Prefácio * Eduardo Gageiro

Os três reinos
Este Pó tranquilo foi Damas e Cavalheiros
E Rapazes e Raparigas
Emily Dickinson
Lídia Jorge *

Dizem que os fotógrafos não são pessoas como as outras. Consta que caminham com metade dos olhos entre as mãos e não fazem separação entre o seu corpo e o Mundo, como as crianças e os animais. Neste último aspecto, compartem a condição com todos os artistas dignos desse nome, e ainda bem que assim acontece. Alguém há-de ter a seu cargo a tarefa de manter activa a relação entre os homens e o íntimo coração das coisas. Foi pensando na possibilidade dessa inocência, que me encontrei pela primeira vez com Eduardo Gageiro.

Eram três horas da tarde, sobre uma mesa de vidro ele abria as folhas de um livro chamado Silêncios e insistia na diferença entre o plural e o singular da mesma palavra. Mas não precisava de falar muito mais. A sua eloquência não estava na explicação do sentido dos termos, residia na forma como virava as páginas – Aqui encontrava-me eu em Bombaim, aqui em Genève, aqui o homem estava de costas, e ainda que monstruoso, eu vi-o no meio da solidão, e assim por diante. Embora o que dissesse fosse mais fundo do que dizia, ou estivesse muito mais escondido. Em vez das palavras, as imagens falavam por si, o relato das caminhadas até às imagens, a forma como as havia enquadrado e trazido até ali representavam a substância da matéria que as formava. Para além da mesa de vidro, para além do sol da Primavera entrando às golfadas pela janela, o que o fotógrafo vinha dizer provinha do fundo da Natureza. Como se dissesse – Tenham cuidado comigo, olhem que eu nasci para as árvores, nasci para os seus ramos, seus troncos, suas folhas levantadas contra a luz, suas raízes escondidas no solo. Muito cuidado, que eu não sou daqui. Nasci para os aluviões de terra, para as planícies e os desertos, para as dunas e as montanhas, e os mares. Nasci para todos os mares e os lagos que são a sua lembrança, e os rios que são as veias da terra correndo para os oceanos. Tomem mesmo muito cuidado. Olhem que eu sei que o mundo acorda e adormece sem precisar que a pessoa o embale, mas apesar de ele não me reconhecer como seu parceiro, apesar de não me dizer uma única palavra, eu lido bem com o seu silêncio, e reconheço-o como minha morada. Vejam, vejam aqui como levantei as nuvens acima do homem acoplado ao cavalo, e deixei-os a ambos do tamanho dum ponto feito a lápis, no meio da paisagem, para mostrar que lavram a terra e não são nada. Não faz mal. Todos somos da matéria das nuvens, mas olhe que eu sou mais o homem puxando o cavalo.

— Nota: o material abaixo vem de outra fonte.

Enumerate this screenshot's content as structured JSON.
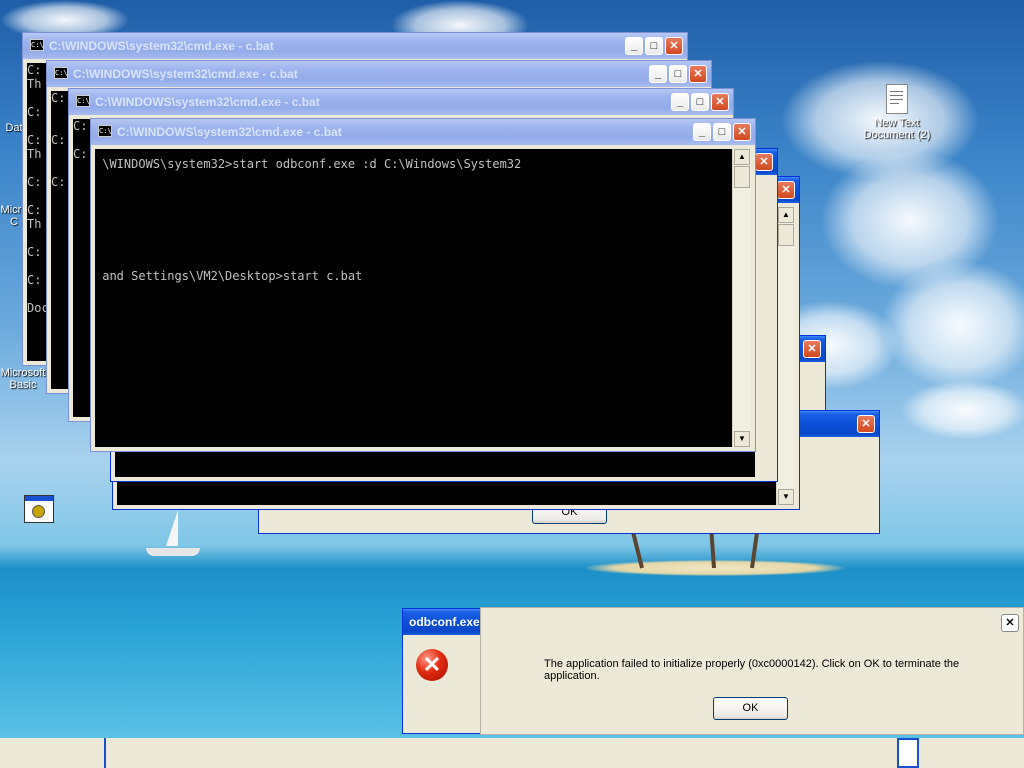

Não dizia assim, o Eduardo Gageiro, mas era como se dissesse. Porque nos encontrámos uma segunda vez, à mesma hora, já a Primavera avançava. Ainda mais luz, ainda mais vidro. Mais páginas abertas, mais certezas, e o título definitivo do livro, Silêncios. - Não silêncio, isso não, cuidado comigo e cuidado com o silêncio. Vejam aqui, por exemplo, como olham para nós os animais. Vejam como nos acompanham os pardais, as pombas, como nos olham. Estão a ver como fala através do rosto, o coração do animal? Estão a ver o coração do animal? Como bate, prisioneiro da sua janela? Onde é que eu encontrei estes cães vadios, antes de os encontrar pela segunda vez, e de os caçar à linha, para dentro da minha lente? Onde? – Pois vejam, eu creio que todas estas ovelhas já foram minhas antes deste redil. Se assim não fosse, como é que estavam à minha espera? Escute, os animais devem ter uma glândula pineal feita de espírito pela qual se irmanem a nós. Eu acho que eles são irmãos da nossa companhia, e logo irmãos na nossa solidão. Pensam ou não pensam que viemos todos do mesmo útero comum? Vejam, aqui, como todos nos desfazemos em terra. Estão a ver? – Sim, eu conseguia ver, claramente. À luz escancarada das três horas da tarde, cada fotografia falava por si, sem obediência a nenhum pensamento prévio, nenhuma teoria formada. Quem era eu para o desdizer? – Tem toda a razão, Eduardo Gageiro. Se você levantou do chão, você achou, cheirou, mordeu, provou a realidade e disparou o seu flash, você descobriu o segredo da vida, e nesta história das três da tarde, quem foi ensinada fui eu.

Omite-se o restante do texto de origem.